Band of Brothers is an HBO mini-series about the 101st airborne division of the United States Army during World War II. A historical, action drama about those who fought together from D-day to the end of the war and the things lost and gained along the way.
The show is ripe with historical facts and remembrances as each episode begins with interviews from the remaining living veterans of Easy Company, the platoon we follow throughout the story. While it is certain that aspects of the show are fictionalized, I am not here to determine truth from fiction, only to see to the show as it is.
And what it is, is a case study of fantastic television Band of Brothers succeeds on every level. It is climatically beautiful and thematically brilliant. Each episode has a message and follows a smaller story within the larger span. As a bit of a history nerd, I appreciated the realism (sometimes strikingly so) as well as the individual aspect of each episode.

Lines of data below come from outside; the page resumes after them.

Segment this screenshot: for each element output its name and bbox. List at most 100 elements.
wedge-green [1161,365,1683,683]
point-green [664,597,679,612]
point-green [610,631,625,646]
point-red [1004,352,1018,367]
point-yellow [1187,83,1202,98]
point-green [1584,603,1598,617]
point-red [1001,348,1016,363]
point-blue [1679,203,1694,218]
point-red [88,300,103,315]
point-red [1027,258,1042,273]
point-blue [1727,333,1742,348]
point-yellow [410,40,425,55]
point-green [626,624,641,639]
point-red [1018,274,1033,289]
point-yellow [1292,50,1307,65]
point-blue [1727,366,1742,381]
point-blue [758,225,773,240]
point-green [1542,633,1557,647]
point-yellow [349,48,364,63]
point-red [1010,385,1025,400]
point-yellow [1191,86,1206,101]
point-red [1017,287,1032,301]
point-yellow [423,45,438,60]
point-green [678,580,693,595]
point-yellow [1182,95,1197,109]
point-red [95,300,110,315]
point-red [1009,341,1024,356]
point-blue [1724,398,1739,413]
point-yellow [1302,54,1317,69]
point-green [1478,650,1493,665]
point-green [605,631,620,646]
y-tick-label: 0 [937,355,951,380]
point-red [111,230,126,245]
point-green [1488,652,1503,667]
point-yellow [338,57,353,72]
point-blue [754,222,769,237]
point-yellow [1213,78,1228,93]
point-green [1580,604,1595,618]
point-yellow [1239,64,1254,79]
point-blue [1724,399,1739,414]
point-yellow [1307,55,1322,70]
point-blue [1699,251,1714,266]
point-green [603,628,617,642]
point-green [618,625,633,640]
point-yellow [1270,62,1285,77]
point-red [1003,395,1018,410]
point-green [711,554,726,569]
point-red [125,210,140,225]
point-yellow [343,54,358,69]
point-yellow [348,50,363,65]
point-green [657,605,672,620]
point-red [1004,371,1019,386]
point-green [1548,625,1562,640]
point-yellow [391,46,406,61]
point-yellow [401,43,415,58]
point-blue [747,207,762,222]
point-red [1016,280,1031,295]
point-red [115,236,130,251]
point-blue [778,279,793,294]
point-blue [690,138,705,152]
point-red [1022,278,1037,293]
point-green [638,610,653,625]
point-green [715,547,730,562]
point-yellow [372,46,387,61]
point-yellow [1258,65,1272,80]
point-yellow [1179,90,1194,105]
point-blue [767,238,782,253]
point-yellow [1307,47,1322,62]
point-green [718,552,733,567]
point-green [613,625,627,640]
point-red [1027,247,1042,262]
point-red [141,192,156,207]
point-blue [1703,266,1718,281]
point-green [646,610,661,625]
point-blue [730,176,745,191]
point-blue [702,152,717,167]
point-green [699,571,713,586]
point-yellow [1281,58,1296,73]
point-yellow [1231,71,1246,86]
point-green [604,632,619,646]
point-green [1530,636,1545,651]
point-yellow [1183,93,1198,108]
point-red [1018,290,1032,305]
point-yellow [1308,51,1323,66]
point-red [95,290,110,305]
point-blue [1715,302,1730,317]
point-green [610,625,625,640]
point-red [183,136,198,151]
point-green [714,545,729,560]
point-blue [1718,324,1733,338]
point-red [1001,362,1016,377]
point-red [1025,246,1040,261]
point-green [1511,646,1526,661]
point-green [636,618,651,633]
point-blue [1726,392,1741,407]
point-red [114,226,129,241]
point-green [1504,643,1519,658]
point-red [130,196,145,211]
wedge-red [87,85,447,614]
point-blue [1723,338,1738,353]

My only two “complaints” as they were, are nearly unavoidable in a story of this nature. I had a terrible time of keeping track of all the characters. I might be able to name three. The other comment is a warning: graphic violence. I hardly consider either a complaint though, but more of a facet of the type of storytelling that Band of Brothers is.
Overall, Band of Brothers is a fantastic show chronicling the battles — both military and personal — of a group of soldiers. It can be hard to find, but it is well worth the time.